Traduire/Transmettre - 3ème édition
rencontres autour de la traduction théâtrale : L’Allemagne

 
 

La Compagnie Agathe Alexis, la Compagnie des Matinaux (Alain Barsacq), la compagnie RL (René Loyon), la Maison Antoine Vitez – centre international de la traduction théâtrale (direction Laurent Muhleisen) et le Centre National du Théâtre (direction Jacques Baillon) s’associent pour interroger les problématiques de la traduction théâtrale, en parcourant chaque année la dramaturgie d’un pays.

Le Goethe-Institut est partenaire de l’édition 2012.

Ce projet 2012 s’inscrit dans le cadre du Tandem Paris Berlin organisé à l’occasion des 25 ans d’amitié entre les villes de Paris et de Berlin.

Invité d’honneur : Jean-Louis Besson



mercredi 2 mai à 19h : Lessing (1729-1781)

Ouverture des rencontres avec Agathe Alexis, Jacques Baillon, Alain Barsacq, Laurent Muhleisen, René Loyon, Joachim Umlauf

Hommage à Jean-Louis Besson

Les Juifs de Gotthold Ephraïm Lessing, traduction de Jean-Louis Besson et Jean Jourdheuil ( éditions Circé), lecture dirigée par Olivia Kryger

Débat avec Jean-Louis Besson et Olivia Kryger

 

jeudi 3 mai à 19h : Sternheim (1878-1922)

Tabula rasa de Carl Sternheim, traduction de Jean Launay (Mercure de France), lecture dirigée par Agathe Alexis

Débat avec Philippe Ivernel et Agathe Alexis

 

vendredi 4 mai à 19h : Wedekind (1864-1918)

Le Chanteur d'opéra de Frank Wedekind, traduction Louis-Charles Sirjacq (Théâtrales), lecture dirigée par Jürgen Genuit

Débat avec Louis-Charles Sirjacq et Jürgen Genuit

 

samedi 5 mai à 19h : Hauptmann (1862-1946)

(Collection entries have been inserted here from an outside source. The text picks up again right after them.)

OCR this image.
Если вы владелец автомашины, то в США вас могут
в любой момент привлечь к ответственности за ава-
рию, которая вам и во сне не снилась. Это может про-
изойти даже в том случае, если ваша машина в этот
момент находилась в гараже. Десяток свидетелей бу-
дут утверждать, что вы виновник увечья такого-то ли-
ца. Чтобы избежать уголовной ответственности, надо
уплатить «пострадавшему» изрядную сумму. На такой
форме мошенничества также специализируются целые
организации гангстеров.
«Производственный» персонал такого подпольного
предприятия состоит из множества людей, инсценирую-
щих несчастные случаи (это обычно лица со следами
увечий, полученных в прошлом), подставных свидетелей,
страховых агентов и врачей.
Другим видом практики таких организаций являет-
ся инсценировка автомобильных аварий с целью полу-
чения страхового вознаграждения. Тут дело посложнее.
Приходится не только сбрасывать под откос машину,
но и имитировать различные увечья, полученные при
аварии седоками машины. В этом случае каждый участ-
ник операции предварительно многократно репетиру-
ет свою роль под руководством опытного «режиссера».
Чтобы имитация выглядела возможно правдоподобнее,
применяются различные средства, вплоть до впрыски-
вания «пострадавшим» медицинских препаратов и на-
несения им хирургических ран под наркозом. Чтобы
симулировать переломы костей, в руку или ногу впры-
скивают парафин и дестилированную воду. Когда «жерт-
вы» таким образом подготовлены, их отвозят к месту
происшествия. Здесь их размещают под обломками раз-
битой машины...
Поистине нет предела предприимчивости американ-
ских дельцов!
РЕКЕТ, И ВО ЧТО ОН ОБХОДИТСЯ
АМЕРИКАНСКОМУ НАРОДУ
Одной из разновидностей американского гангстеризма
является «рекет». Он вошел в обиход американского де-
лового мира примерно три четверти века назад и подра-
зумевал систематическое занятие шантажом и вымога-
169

La Peau de castor de Gerhart Hauptmann, traduction de Jean-Pierre Lefebvre (Théâtrales), lecture dirigée par René Loyon

Débat avec Jean-Pierre Lefebvre et René Loyon

 

dimanche 6 mai à 14h : Lünstedt et  Kricheldorf

La Gnaque de Claudius Lünstedt, traduction de Laurent Muhleisen et Frank Weigand (L’Arche- agent théâtral), lecture dirigée par Irène Bonnaud

Débat avec Laurent Muhleisen et Irène Bonnaud

La Ballade du tueur de conifères de Rebekka Kricheldorf, traduction d'Emmanuel Béhague (Presses Universitaires du Mirail),

lecture dirigée par Alain-Alexis Barsacq

Rencontre avec Rebekka Kricheldorf, Emmanuel Béhague et Alain Barsacq





 

Mises en voix - Agathe Alexis, Alain Barsacq, René Loyon et trois metteurs en scène invités

Quelle est la fidélité due à l’oeuvre ? Jusqu’à quel point faut-il recréer ?

Pourquoi retraduit-on ? Une traduction vieillit-elle plus vite que l’oeuvre originale ?

Passer d’une langue à l’autre, est-ce passer d’un système de pensée à l’autre ?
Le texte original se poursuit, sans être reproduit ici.